Unless there are big changes in the ways land is used and developed in the southeastern U.S., by 2060 a massive corridor of traffic-choked urban sprawl will stretch from central North Carolina all the way to Atlanta and possibly even as far west as Birmingham, a new study says.

Published July 23 in the scientific journal PLOS ONE by North Carolina State University and the U.S. Department of Interior's Southeast Climate Science Center, the report says urban areas in the region are expected to double in size over the next 45 years.

"If we continue to develop urban areas in the Southeast the way we have for the past 60 years, we can expect natural areas will become increasingly fragmented," said study lead author Dr. Adam Terando, a research ecologist with the U.S. Geological Survey and an adjunct assistant professor at N.C. State.

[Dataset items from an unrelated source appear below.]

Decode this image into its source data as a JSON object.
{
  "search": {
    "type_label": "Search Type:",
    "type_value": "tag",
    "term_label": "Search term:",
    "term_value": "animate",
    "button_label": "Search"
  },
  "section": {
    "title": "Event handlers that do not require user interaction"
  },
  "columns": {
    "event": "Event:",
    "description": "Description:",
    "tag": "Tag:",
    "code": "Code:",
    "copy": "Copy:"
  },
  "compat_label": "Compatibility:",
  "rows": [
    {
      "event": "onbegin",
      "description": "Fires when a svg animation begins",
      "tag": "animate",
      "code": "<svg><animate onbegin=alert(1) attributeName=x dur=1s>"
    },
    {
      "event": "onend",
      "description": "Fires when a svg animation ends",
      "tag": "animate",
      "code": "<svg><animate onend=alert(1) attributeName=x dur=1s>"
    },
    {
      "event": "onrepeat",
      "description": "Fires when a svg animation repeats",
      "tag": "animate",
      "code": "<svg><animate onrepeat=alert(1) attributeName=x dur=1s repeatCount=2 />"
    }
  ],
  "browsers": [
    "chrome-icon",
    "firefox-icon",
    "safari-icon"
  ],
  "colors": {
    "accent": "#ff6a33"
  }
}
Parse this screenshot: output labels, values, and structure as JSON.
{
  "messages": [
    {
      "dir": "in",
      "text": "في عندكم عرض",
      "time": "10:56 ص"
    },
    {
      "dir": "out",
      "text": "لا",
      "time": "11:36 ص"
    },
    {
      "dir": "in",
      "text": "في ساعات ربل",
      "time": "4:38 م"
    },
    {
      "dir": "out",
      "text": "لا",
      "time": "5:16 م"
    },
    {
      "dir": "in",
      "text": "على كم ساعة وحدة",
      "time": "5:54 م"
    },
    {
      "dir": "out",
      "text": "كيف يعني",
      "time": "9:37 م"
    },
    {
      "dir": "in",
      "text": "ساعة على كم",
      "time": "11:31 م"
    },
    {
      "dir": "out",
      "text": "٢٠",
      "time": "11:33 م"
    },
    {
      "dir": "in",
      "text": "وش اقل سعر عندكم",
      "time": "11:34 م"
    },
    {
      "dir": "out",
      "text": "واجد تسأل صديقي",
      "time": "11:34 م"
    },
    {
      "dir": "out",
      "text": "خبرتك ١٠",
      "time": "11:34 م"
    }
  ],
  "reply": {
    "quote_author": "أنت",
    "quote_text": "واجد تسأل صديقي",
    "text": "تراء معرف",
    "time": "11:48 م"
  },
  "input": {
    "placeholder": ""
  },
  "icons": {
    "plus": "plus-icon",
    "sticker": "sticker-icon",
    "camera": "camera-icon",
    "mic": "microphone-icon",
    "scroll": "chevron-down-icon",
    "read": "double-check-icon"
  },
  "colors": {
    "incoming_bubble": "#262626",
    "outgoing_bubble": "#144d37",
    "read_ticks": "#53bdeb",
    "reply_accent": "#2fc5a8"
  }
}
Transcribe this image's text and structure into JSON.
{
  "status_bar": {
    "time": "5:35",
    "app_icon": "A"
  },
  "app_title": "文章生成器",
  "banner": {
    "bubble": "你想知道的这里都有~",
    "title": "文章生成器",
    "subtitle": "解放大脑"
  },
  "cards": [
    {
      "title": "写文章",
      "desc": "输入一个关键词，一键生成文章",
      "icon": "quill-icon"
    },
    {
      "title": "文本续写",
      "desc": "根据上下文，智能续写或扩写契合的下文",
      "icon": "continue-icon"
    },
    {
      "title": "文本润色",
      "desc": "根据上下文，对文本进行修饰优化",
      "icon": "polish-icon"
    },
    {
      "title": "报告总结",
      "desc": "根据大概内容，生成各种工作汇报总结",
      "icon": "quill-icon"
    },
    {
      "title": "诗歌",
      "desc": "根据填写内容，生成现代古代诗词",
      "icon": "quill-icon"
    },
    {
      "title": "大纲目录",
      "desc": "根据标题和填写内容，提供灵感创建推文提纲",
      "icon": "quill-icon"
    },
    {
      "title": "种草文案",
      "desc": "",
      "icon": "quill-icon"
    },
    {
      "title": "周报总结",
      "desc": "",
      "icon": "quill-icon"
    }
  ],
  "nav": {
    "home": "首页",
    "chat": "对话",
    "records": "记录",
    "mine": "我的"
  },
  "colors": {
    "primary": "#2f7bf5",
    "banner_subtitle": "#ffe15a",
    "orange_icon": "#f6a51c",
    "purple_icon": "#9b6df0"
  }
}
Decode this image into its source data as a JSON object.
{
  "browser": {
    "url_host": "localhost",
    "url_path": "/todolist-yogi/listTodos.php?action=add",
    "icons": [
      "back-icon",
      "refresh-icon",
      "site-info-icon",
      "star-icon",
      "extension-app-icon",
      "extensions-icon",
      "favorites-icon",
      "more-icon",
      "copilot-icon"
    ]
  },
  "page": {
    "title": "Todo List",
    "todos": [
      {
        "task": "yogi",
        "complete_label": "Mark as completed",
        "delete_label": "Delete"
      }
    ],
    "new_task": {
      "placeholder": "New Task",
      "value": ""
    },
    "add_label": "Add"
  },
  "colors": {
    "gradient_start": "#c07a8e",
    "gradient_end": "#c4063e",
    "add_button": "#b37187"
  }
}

That growth will come at the "expense of agricultural and forest lands," the U.S. Geological Survey said in a press release, pointing out that this "raises a number of ecological concerns" because of the ways it will limit the movement of wildlife, cut off migration patterns and interfere with their ability to find food and mates and adapt to changes in their environment.

"This, in turn, increases the likelihood that we’ll see more conflicts between people and wildlife, such as the increasing interactions with bears we’re seeing in our suburban areas,"Terando added.

Projected urban land cover by 2060 in the Piedmont eco-region. The red, orange and yellow highlighted areas show connected urban landscape.

(PLOSONE)

The study, titled "The Southern Megalopolis: Using the Past to Predict the Future of Urban Sprawl in the Southeast U.S.", examined what we can expect the southeast to look like over the next few decades based not just on population growth, but on how the region has developed over the recent past.

This "business as usual" (BAU) scenario is the best predictor for how the region can be expected to develop, the study says. "While recent 'Smart-Growth' initiatives that promote more intensive development and a return to a strong urban core are gaining popularity, this BAU scenario is still reflective of the primary development model," the study notes. "And without significant changes to the status quo, this type of growth will continue."

What does that development model look like? One in which urban areas continue to expand rapidly even when the population doesn't grow quickly, because the region has developed in ways that make it heavily automobile-dependent.

Urban heat islands-a phenomenon metro Atlanta residents know well - also could become more common as the climate warms, the study notes. That, in turn, could favor species that can take advantage of hotter conditions like insects, and past studies have shown that certain pests are more abundant in hotter urban areas than in rural areas.

The researchers who led the study say it highlights the need for a "well-thought out strategy for future development," and that future urbanization could have an even greater impact on the region than climate change.

"Unless we change course, over the next 50 years urbanization will have a more pronounced ecological impact in many non-coastal areas of the Southeast than climate change," said study co-author Jennifer Costanza, a research associate at N.C. State.

"It's impossible to predict precisely what the specific ecological outcomes would be, but so far, the projections are not good in terms of biodiversity and ecosystem health," she added.